If the resident with pet/s does not violate any civic or other laws, nobody in the society has the right to object. The general body cannot frame or amend bylaws that are at variance with the laws of the country. Even by a complete majority, a general body cannot adopt an illegality. No one has the right to legislate and 'lay down law' for residents and apartment owners or even tenants.
With regard to a common scourge for pet-owners, the use of lifts by pets, AWBI has laid down that there are court rulings to the effect that pets cannot be disallowed from the use of lifts by pets. A court has, in fact, known to have observed that 'dogs are family' and can use lifts for free. One has to ensure that this kind of a restriction is, therefore, not imposed in the form of either a ban or any special charges for the use of lifts by pets.
With regards to the use of parks by pets, AWBI says, "Banning pets from garden or parks is short-sighted. Firstly, you may or may not own the garden or park in question. Secondly, pets that are not properly exercised may show aggression in frustration and that surely, cannot contribute to the benefit of the residents. It may be better to fix timings when pets can be walked without causing inconvenience to other residents. These timings can then be intimated to the general body." Where the use of leashes/muzzles by pet owners, defecation by pets in community premises, imposition of fines and other similar measures is concerned, a member may request pet-owners to keep their pets on leash when walking them in common areas. One cannot, however, insist on the use of muzzles. The law already provides for penalties for negligent pet owners, which the aggrieved parties can avail of.
AIWA has even clarified on the issue of cleaning of pet excreta by pet owners. "In the absence of central or state laws requiring cleaning of pet excreta by pet owners, one cannot impose any rule regulating bylaws with respect to mandatory cleaning of the same or impose special charges or fines on pet owners." Members could experiment with the creation of various pet defecation areas within community premises. These can be imaginatively spaced out within the precincts and one may request petowners to train their pets using the same.
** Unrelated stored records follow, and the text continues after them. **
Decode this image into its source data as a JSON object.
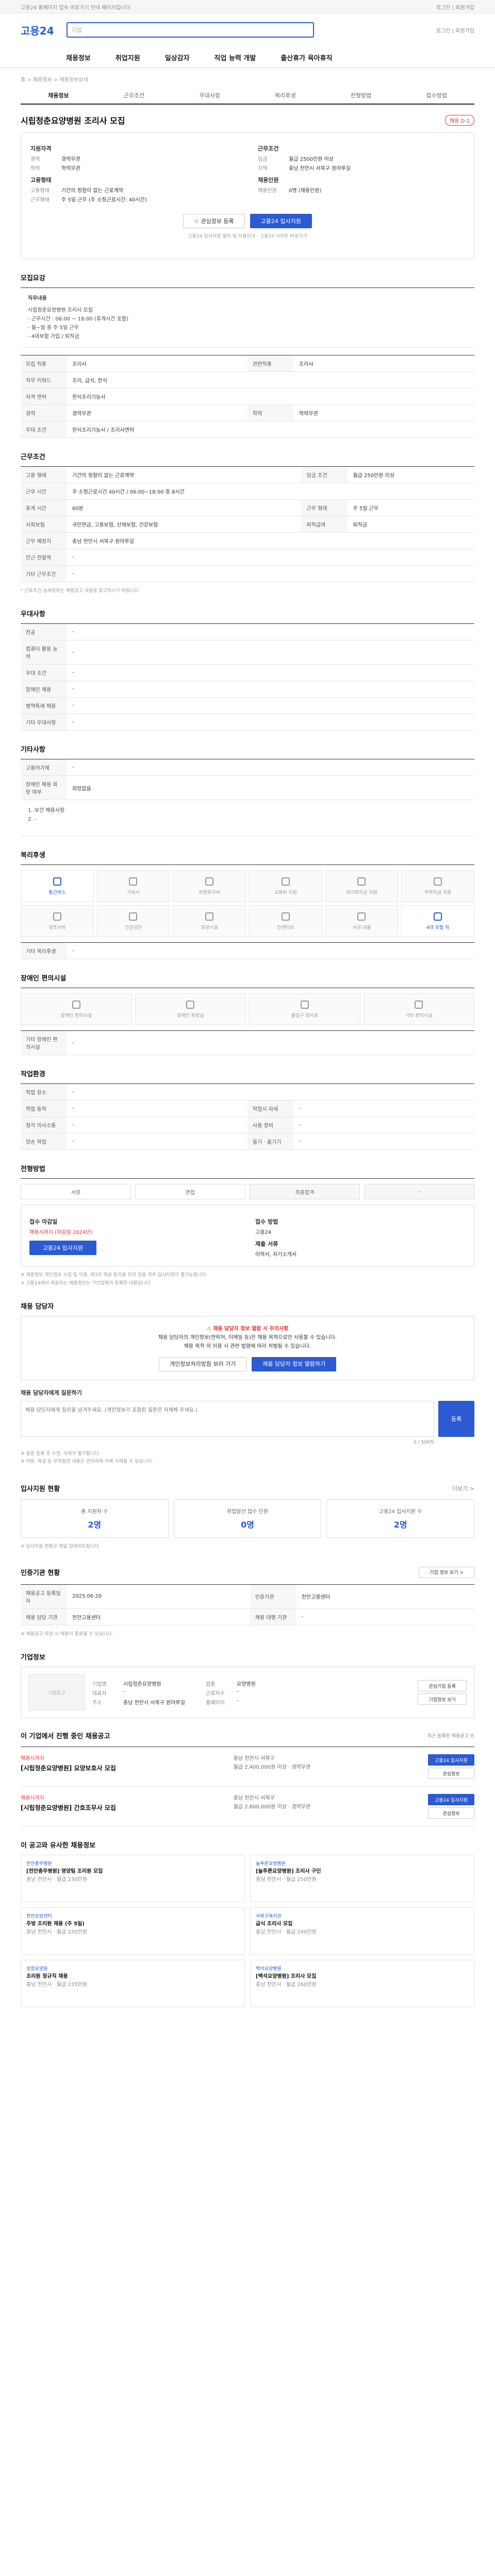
{
  "topbar": {
    "left": "고용24 홈페이지 접속 바로가기 안내 페이지입니다.",
    "right": "로그인 | 회원가입"
  },
  "header": {
    "logo": "고용24",
    "search_placeholder": "기업",
    "right": "로그인 | 회원가입"
  },
  "gnb": [
    "채용정보",
    "취업지원",
    "일상감자",
    "직업 능력 개발",
    "출산휴가 육아휴직"
  ],
  "breadcrumb": "홈 > 채용정보 > 채용정보상세",
  "subtabs": [
    "채용정보",
    "근무조건",
    "우대사항",
    "복리후생",
    "전형방법",
    "접수방법"
  ],
  "posting": {
    "title": "시립청춘요양병원 조리사 모집",
    "badge": "채용 D-1",
    "summary_left_label": "지원자격",
    "summary_left": [
      {
        "k": "경력",
        "v": "경력무관"
      },
      {
        "k": "학력",
        "v": "학력무관"
      }
    ],
    "summary_left_label2": "고용형태",
    "summary_left2": [
      {
        "k": "고용형태",
        "v": "기간의 정함이 없는 근로계약"
      },
      {
        "k": "근무형태",
        "v": "주 5일 근무 (주 소정근로시간: 40시간)"
      }
    ],
    "summary_right_label": "근무조건",
    "summary_right": [
      {
        "k": "임금",
        "v": "월급 2500만원 이상"
      },
      {
        "k": "지역",
        "v": "충남 천안시 서북구 원마루길"
      }
    ],
    "summary_right_label2": "채용인원",
    "summary_right2": [
      {
        "k": "채용인원",
        "v": "0명 (채용인원)"
      }
    ],
    "scrap_label": "관심정보 등록",
    "apply_label": "고용24 입사지원",
    "note": "고용24 입사지원 절차 및 이용안내 - 고용24 사이트 바로가기"
  },
  "recruit": {
    "title": "모집요강",
    "desc_title": "직무내용",
    "desc_lines": [
      "시립청춘요양병원 조리사 모집",
      "- 근무시간 : 06:00 ~ 18:00 (휴게시간 포함)",
      "- 월~일 중 주 5일 근무",
      "- 4대보험 가입 / 퇴직금"
    ],
    "rows": [
      {
        "k": "모집 직종",
        "v": "조리사",
        "k2": "관련직종",
        "v2": "조리사"
      },
      {
        "k": "직무 키워드",
        "v": "조리, 급식, 한식"
      },
      {
        "k": "자격 면허",
        "v": "한식조리기능사"
      },
      {
        "k": "경력",
        "v": "경력무관",
        "k2": "학력",
        "v2": "학력무관"
      },
      {
        "k": "우대 조건",
        "v": "한식조리기능사 / 조리사면허"
      }
    ]
  },
  "work": {
    "title": "근무조건",
    "rows": [
      {
        "k": "고용 형태",
        "v": "기간의 정함이 없는 근로계약",
        "k2": "임금 조건",
        "v2": "월급 250만원 이상"
      },
      {
        "k": "근무 시간",
        "v": "주 소정근로시간 40시간 / 06:00~18:00 중 8시간"
      },
      {
        "k": "휴게 시간",
        "v": "60분",
        "k2": "근무 형태",
        "v2": "주 5일 근무"
      },
      {
        "k": "사회보험",
        "v": "국민연금, 고용보험, 산재보험, 건강보험",
        "k2": "퇴직급여",
        "v2": "퇴직금"
      },
      {
        "k": "근무 예정지",
        "v": "충남 천안시 서북구 원마루길"
      },
      {
        "k": "인근 전철역",
        "v": "-"
      },
      {
        "k": "기타 근무조건",
        "v": "-"
      }
    ],
    "note": "* 근로조건 상세정보는 채용공고 내용을 참고하시기 바랍니다."
  },
  "prefer": {
    "title": "우대사항",
    "rows": [
      {
        "k": "전공",
        "v": "-"
      },
      {
        "k": "컴퓨터 활용 능력",
        "v": "-"
      },
      {
        "k": "우대 조건",
        "v": "-"
      },
      {
        "k": "장애인 채용",
        "v": "-"
      },
      {
        "k": "병역특례 채용",
        "v": "-"
      },
      {
        "k": "기타 우대사항",
        "v": "-"
      }
    ]
  },
  "other": {
    "title": "기타사항",
    "rows": [
      {
        "k": "고용허가제",
        "v": "-"
      },
      {
        "k": "장애인 채용 희망 여부",
        "v": "희망없음"
      }
    ],
    "desc": "1. 보건 채용사항\n2. -"
  },
  "welfare": {
    "title": "복리후생",
    "items": [
      "통근버스",
      "기숙사",
      "차량유지비",
      "교육비 지원",
      "자녀학자금 지원",
      "주택자금 지원",
      "경조사비",
      "건강검진",
      "휴양시설",
      "인센티브",
      "사내 대출",
      "4대 보험 외"
    ],
    "etc_label": "기타 복리후생",
    "etc_value": "-"
  },
  "disabled": {
    "title": "장애인 편의시설",
    "items": [
      "장애인 편의시설",
      "장애인 화장실",
      "출입구 경사로",
      "기타 편의시설"
    ],
    "etc_label": "기타 장애인 편의시설",
    "etc_value": "-"
  },
  "worksite": {
    "title": "작업환경",
    "rows": [
      {
        "k": "작업 장소",
        "v": "-"
      },
      {
        "k": "작업 동작",
        "v": "-",
        "k2": "작업시 자세",
        "v2": "-"
      },
      {
        "k": "청각 의사소통",
        "v": "-",
        "k2": "사용 장비",
        "v2": "-"
      },
      {
        "k": "양손 작업",
        "v": "-",
        "k2": "들기 · 옮기기",
        "v2": "-"
      }
    ]
  },
  "process": {
    "title": "전형방법",
    "steps": [
      "서류",
      "면접",
      "최종합격",
      "-"
    ],
    "apply_title": "접수방법",
    "deadline_label": "접수 마감일",
    "deadline": "채용시까지 (마감일 2024년)",
    "method_label": "접수 방법",
    "method": "고용24",
    "apply_btn": "고용24 입사지원",
    "docs_label": "제출 서류",
    "docs": "이력서, 자기소개서",
    "cautions": [
      "※ 채용정보 개인정보 수집 및 이용, 제3자 제공 동의를 하지 않을 경우 입사지원이 불가능합니다.",
      "※ 고용24에서 제공하는 채용정보는 구인업체가 등록한 내용입니다."
    ]
  },
  "contact": {
    "title": "채용 담당자",
    "notice": "채용 담당자 정보 열람 시 주의사항",
    "desc": "채용 담당자의 개인정보(연락처, 이메일 등)은 채용 목적으로만 사용할 수 있습니다.",
    "desc2": "채용 목적 외 이용 시 관련 법령에 따라 처벌될 수 있습니다.",
    "agree_btn": "개인정보처리방침 보러 가기",
    "view_btn": "채용 담당자 정보 열람하기"
  },
  "qna": {
    "title": "채용 담당자에게 질문하기",
    "placeholder": "채용 담당자에게 질문을 남겨주세요. (개인정보가 포함된 질문은 자제해 주세요.)",
    "count": "0 / 500자",
    "submit": "등록",
    "notes": [
      "※ 질문 등록 후 수정, 삭제가 불가합니다.",
      "※ 비방, 욕설 등 부적절한 내용은 관리자에 의해 삭제될 수 있습니다."
    ]
  },
  "applicants": {
    "title": "입사지원 현황",
    "link": "더보기 >",
    "items": [
      {
        "label": "총 지원자 수",
        "value": "2명"
      },
      {
        "label": "취업알선 접수 인원",
        "value": "0명"
      },
      {
        "label": "고용24 입사지원 수",
        "value": "2명"
      }
    ],
    "note": "※ 입사지원 현황은 매일 업데이트됩니다."
  },
  "stats": {
    "title": "인증기관 현황",
    "link": "기업 정보 보기 >",
    "rows": [
      {
        "k": "채용공고 등록일자",
        "v": "2025.06.20",
        "k2": "인증기관",
        "v2": "천안고용센터"
      },
      {
        "k": "채용 담당 기관",
        "v": "천안고용센터",
        "k2": "채용 대행 기관",
        "v2": "-"
      }
    ],
    "note": "※ 채용공고 마감 시 채용이 종료될 수 있습니다."
  },
  "company": {
    "title": "기업정보",
    "logo_alt": "기업로고",
    "name": "시립청춘요양병원",
    "rows": [
      {
        "k": "기업명",
        "v": "시립청춘요양병원",
        "k2": "업종",
        "v2": "요양병원"
      },
      {
        "k": "대표자",
        "v": "-",
        "k2": "근로자수",
        "v2": "-"
      },
      {
        "k": "주소",
        "v": "충남 천안시 서북구 원마루길",
        "k2": "홈페이지",
        "v2": "-"
      }
    ],
    "btn1": "관심기업 등록",
    "btn2": "기업정보 보기"
  },
  "related": {
    "title": "이 기업에서 진행 중인 채용공고",
    "note": "최근 등록된 채용공고 순",
    "items": [
      {
        "deadline": "채용시까지",
        "title": "[시립청춘요양병원] 요양보호사 모집",
        "loc": "충남 천안시 서북구",
        "cond": "월급 2,400,000원 이상 · 경력무관",
        "apply": "고용24 입사지원",
        "scrap": "관심정보"
      },
      {
        "deadline": "채용시까지",
        "title": "[시립청춘요양병원] 간호조무사 모집",
        "loc": "충남 천안시 서북구",
        "cond": "월급 2,600,000원 이상 · 경력무관",
        "apply": "고용24 입사지원",
        "scrap": "관심정보"
      }
    ]
  },
  "recommend": {
    "title": "이 공고와 유사한 채용정보",
    "items": [
      {
        "co": "천안충무병원",
        "title": "[천안충무병원] 영양팀 조리원 모집",
        "info": "충남 천안시 · 월급 230만원"
      },
      {
        "co": "늘푸른요양병원",
        "title": "[늘푸른요양병원] 조리사 구인",
        "info": "충남 천안시 · 월급 250만원"
      },
      {
        "co": "천안요양센터",
        "title": "주방 조리원 채용 (주 5일)",
        "info": "충남 천안시 · 월급 220만원"
      },
      {
        "co": "서북구복지관",
        "title": "급식 조리사 모집",
        "info": "충남 천안시 · 월급 240만원"
      },
      {
        "co": "성정요양원",
        "title": "조리원 정규직 채용",
        "info": "충남 천안시 · 월급 235만원"
      },
      {
        "co": "백석요양병원",
        "title": "[백석요양병원] 조리사 모집",
        "info": "충남 천안시 · 월급 260만원"
      }
    ]
  },
  "colors": {
    "accent": "#2c5ad3",
    "danger": "#d33333"
  }
}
Nobody can however, impose fines and special charges of any kind on pet owners because there is no mandate in the law for the same.
If at all any association succeeds in intimidating a pet owner into 'giving up' or 'abandoning' a pet, it will actually have abetted violating the law and may well be aggravating the menace of ownerless animals on the street, that are not accustomed to living on the streets and, therefore, get involved in and lead to accidents, injuries and deaths. The association will therefore be guilty of criminal intimidation . Intimidation is an offence in law.

Please ensure this is properly actioned so pet owners are not  routinely threatened and their rights violated.